Une problématique de la psychogériatrie -1-

 

Présentation : ma fonction, l’établissement, ma manière de voir, les premiers résultats

A partir des constats issus de ma pratique de psychogériatrie, et d’une présentation d’une situation récente, je ferai une analyse d’un certain nombre de problématiques qui, selon moi, impactent la prise en charge des pathologies mentales des personnes vieillissantes dans notre société aujourd’hui :

– la prééminence d’une approche médicale et techniciste,

– le clivage entre acteurs du social et du sanitaire,

– les tensions entre stratégies profanes des malades et des familles et les stratégies professionnelles ou institutionnelles.

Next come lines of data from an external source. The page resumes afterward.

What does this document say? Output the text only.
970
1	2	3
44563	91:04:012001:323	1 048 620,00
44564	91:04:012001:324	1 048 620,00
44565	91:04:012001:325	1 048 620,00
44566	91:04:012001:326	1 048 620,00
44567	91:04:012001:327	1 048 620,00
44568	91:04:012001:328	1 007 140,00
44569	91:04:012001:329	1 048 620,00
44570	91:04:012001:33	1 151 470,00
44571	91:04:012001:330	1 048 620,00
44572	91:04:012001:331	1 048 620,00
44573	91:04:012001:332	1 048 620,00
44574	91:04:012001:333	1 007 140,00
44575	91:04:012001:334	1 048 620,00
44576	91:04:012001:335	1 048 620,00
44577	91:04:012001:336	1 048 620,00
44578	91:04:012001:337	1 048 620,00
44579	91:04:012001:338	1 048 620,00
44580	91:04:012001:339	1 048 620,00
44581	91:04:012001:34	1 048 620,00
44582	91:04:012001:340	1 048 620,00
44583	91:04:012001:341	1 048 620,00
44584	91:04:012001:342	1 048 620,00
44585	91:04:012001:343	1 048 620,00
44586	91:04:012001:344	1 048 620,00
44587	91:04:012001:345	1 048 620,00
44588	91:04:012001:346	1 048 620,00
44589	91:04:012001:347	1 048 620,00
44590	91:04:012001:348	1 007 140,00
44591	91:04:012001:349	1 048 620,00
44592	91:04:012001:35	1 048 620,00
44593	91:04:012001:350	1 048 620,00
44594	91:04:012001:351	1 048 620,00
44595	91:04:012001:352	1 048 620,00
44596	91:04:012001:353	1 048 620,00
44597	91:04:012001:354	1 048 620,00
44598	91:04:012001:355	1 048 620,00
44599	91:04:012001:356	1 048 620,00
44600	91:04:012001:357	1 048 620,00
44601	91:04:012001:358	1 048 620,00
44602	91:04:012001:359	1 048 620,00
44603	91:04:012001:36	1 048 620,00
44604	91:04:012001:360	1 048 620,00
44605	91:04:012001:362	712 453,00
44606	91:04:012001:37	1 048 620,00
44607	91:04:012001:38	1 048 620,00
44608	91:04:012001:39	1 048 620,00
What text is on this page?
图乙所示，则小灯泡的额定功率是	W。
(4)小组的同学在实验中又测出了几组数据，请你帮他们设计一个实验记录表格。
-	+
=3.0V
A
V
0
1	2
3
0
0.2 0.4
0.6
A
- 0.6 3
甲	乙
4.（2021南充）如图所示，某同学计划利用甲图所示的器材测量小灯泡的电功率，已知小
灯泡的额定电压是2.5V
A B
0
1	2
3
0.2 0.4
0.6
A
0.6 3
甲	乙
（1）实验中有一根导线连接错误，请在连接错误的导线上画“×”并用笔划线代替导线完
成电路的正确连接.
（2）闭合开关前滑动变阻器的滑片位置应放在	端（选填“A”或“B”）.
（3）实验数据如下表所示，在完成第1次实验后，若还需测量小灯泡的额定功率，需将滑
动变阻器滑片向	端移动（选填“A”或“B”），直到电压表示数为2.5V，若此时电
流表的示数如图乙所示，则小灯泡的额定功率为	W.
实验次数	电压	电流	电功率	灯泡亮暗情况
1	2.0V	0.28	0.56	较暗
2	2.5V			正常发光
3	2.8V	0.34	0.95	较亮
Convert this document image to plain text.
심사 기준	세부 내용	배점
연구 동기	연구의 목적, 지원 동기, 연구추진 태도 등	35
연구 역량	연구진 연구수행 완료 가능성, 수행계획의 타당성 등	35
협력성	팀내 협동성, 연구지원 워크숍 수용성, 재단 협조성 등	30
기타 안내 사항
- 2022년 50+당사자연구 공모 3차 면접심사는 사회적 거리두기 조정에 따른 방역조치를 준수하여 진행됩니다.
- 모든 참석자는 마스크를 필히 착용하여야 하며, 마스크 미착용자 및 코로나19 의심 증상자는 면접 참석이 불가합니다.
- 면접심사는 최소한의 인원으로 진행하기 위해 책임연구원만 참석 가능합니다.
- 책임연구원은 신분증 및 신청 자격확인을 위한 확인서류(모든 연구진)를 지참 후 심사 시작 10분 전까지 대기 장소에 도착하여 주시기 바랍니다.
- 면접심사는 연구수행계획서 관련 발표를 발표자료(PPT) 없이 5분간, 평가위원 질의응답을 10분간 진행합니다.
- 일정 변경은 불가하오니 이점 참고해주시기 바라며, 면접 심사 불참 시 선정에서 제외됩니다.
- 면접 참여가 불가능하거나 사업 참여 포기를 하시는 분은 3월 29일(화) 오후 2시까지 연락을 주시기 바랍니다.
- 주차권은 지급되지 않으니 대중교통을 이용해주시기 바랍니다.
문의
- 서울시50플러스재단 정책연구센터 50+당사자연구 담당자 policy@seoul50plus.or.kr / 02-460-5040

En effet, les personnes souffrant de troubles psychiques et qui perdent leur « autonomie » physique ne sont pas seulement exclues comme le sont les personnes âgées lors d’une institutionnalisation, mais aussi exclues par le fait que leur parole n’est que trop peu prise en considération.

Je conclurai en présentant quelques perspectives pour promouvoir la santé dans le cadre des troubles psychiques telles que j’ai essayé de les mettre en place dans l’institution dans laquelle je travaille comme médecin, une grosse institution rattachée à un centre hospitalier local, hébergeant plus de 400 personnes, dont la moitié dans le secteur EHPAD, sous le statut PHA (personnes handicapées âgées).

J’y travaille comme médecin, sans abandonner ma perception de sociologue, ma pratique et mon insertion dans le milieu soignant y étant traitées comme des objets d’étude. Pour tenir cette double position, je me suis inspiré du travail réalisé par le psychiatre et anthropologue australien Robert BARRETT qui avait fait un doctorat d’anthropologie sur l’établissement dans lequel il travaillait comme psychiatre[1].

Dynamique sociale liée au vieillissement : une désinsertion de plus ?

Ce que représente une entrée en EHPAD en général

Légalement, on est vieux à 60 ans, handicapé ou non. A 60 ans, légalement, on peut « être hébergé » en EHPAD. Ce n’est pas sans poser des questions essentielles de société.

Rentrant en EHPAD, la personne est obligée de renoncer à beaucoup de choses qui « définissaient » sa vie : habiter chez elle, décider de son emploi du temps, décider de ce qu’elle mange, et composer sa vie sociale, aussi réduite était-elle au moment du « placement ».

Notez d’ailleurs ce terme : placement. Il signifie que la personne entrant en EHPAD ne « déménage » pas pour aller habiter ailleurs, mais le fait qu’elle « déménage » la contraint à être hébergée, à occuper une place non choisie, un hébergement, un « logement » adapté à son état[2]. Entre habiter (verbe qui dénote un choix personnel, un parcours de vie, une implication, une motivation) et être hébergé (noter la forme passive) on passe d’un « chez-soi » à un ailleurs collectif et impersonnel et c’est ce côté collectif et impersonnel qui est contenu dans l’idée d’établissement.

L’essentiel des revenus de la personne passe maintenant dans le paiement de sa place en EHPAD. Le coût supporté par les résidents est très important : le coût moyen mensuel, en France en 2017, est de 1949 € d’après la Caisse des Dépôts (1801 € pour les EHPAD publics et 2620 € pour les EHPAD privés). Cette somme représente 50 % de plus que les pensions de retraite moyennes des résidents (1284 € net en 2015)[3] et les résidents doivent puiser dans leurs économies et leur patrimoine pour « se payer » l’EHPAD. Faire payer les résidents, habile moyen de récupérer la quasi-totalité des pensions versées… D’où le débat actuel où l’on mélange la question des retraites et la question de la dépendance. En ferait-on de même pour l’assurance maladie[4] ?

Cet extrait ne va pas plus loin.